Overall, it’s a good example of an issue where private sector leadership can make a big difference.
Be well,
Martin

“I think that right now people are underestimating just how much the world of work is about to change. In just three or four or five years, I could be talking to agents as much, if not more than I’m talking to my human colleagues today.”
In the wake of Meta authorizing 200% exec bonus increases after laying off 5% of their workforce, Benzinga cites our 2022 polling of American workers that found 87% of Americans believe the growing difference between CEO and worker pay is a problem.
The latest episode of Planet Money, “The controversy over Tyson Foods’ hiring of asylum seekers”, utilizes the wage data we collect to tell its story.
Apple is going to be hiring 20,000 new workers to produce AI servers in Texas to avoid increased costs from Trump’s China tariffs.
The Wall Street Journal takes aim at the claim that AI data centers will be a bedrock of new jobs, showing that while government and tech leaders say they will be an “employment bonanza”, data centers need “very few workers for very large spaces”.

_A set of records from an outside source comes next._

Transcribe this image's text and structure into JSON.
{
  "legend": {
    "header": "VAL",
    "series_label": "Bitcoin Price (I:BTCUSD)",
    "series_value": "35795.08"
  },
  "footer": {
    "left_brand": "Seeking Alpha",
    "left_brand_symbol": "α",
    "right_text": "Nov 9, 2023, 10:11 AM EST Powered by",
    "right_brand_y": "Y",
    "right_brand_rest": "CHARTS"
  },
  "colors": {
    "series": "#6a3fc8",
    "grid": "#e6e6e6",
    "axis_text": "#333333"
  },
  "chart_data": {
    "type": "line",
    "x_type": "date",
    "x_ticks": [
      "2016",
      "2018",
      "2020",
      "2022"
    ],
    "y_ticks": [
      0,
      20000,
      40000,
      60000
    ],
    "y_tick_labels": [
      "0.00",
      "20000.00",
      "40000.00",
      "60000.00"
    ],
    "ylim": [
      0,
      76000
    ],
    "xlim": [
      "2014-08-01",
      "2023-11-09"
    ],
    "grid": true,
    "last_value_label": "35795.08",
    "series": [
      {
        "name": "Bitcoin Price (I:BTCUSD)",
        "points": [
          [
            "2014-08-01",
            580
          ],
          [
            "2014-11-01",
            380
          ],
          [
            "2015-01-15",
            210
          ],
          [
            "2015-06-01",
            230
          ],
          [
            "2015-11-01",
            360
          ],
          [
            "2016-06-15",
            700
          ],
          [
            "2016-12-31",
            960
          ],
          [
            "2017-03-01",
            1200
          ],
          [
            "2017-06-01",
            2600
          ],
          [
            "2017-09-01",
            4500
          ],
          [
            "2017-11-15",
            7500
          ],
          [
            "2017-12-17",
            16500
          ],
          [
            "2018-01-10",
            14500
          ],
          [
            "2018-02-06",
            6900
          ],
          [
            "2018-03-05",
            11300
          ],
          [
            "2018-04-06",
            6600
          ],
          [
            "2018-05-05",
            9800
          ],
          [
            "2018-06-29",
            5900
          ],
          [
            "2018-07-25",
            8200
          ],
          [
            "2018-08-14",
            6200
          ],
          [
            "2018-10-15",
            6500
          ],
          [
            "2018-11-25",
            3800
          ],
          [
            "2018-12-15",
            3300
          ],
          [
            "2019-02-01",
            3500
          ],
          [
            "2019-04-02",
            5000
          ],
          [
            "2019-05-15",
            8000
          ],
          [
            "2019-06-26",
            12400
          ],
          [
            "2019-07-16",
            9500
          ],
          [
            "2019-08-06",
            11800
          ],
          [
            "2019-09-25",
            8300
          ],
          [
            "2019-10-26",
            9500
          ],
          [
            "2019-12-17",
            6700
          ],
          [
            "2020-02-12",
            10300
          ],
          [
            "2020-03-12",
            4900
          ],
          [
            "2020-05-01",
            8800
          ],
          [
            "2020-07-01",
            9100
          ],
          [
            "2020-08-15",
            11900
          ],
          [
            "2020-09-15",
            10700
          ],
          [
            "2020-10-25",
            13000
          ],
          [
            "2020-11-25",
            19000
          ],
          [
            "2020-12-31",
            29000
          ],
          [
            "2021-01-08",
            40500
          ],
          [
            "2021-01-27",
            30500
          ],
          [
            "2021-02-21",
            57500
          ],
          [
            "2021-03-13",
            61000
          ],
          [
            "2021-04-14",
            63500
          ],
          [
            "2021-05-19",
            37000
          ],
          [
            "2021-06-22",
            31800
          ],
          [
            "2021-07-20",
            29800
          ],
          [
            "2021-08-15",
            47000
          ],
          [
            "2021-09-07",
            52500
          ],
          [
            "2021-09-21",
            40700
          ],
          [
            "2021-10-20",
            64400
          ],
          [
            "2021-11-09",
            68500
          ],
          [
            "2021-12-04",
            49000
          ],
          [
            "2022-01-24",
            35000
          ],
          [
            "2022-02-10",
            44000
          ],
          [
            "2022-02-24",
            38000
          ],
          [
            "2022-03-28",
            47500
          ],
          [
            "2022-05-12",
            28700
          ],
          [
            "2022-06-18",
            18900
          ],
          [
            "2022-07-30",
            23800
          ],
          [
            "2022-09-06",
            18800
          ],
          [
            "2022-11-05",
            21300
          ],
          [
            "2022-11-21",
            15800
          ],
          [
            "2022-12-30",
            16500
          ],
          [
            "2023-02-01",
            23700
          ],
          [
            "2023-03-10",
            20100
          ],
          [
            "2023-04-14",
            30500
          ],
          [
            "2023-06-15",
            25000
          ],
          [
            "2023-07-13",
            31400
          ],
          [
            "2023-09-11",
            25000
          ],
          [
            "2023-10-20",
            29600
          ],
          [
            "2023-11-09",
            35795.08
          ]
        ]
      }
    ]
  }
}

Fortune posits that despite all the claims of productivity boosting, one major thing is missing from the debates on AI’s workforce impact – actual worker productivity stats.
CNBC has revealed its 2025 CNBC Changemakers – the list of women transforming the world of business, featuring several execs from JUST 100 companies.
Fortune reports that Apple shareholders have rejected a proposal to end the company’s DEI program. Meanwhile, John Deere pulls a similar move, with shareholders refusing an anti-DEI proposal that would reveal worker demographic data.
Per the New York Times, Starbucks is laying off 1,000 corporate employees.
The CEO of Alcoa has warned that President Trump’s threatened tariffs on aluminum could put almost 100,00 U.S. jobs at risk. The Wall Street Journal has the story.
Bloomberg reveals that New York fathers are much less likely to take their state-available paid parental leave, leaving $1.6 billion on the table every year.
Cometrics crunches the data on LinkedIn to see which companies are actually concerned about ethics in AI and which just appear to be following a trend.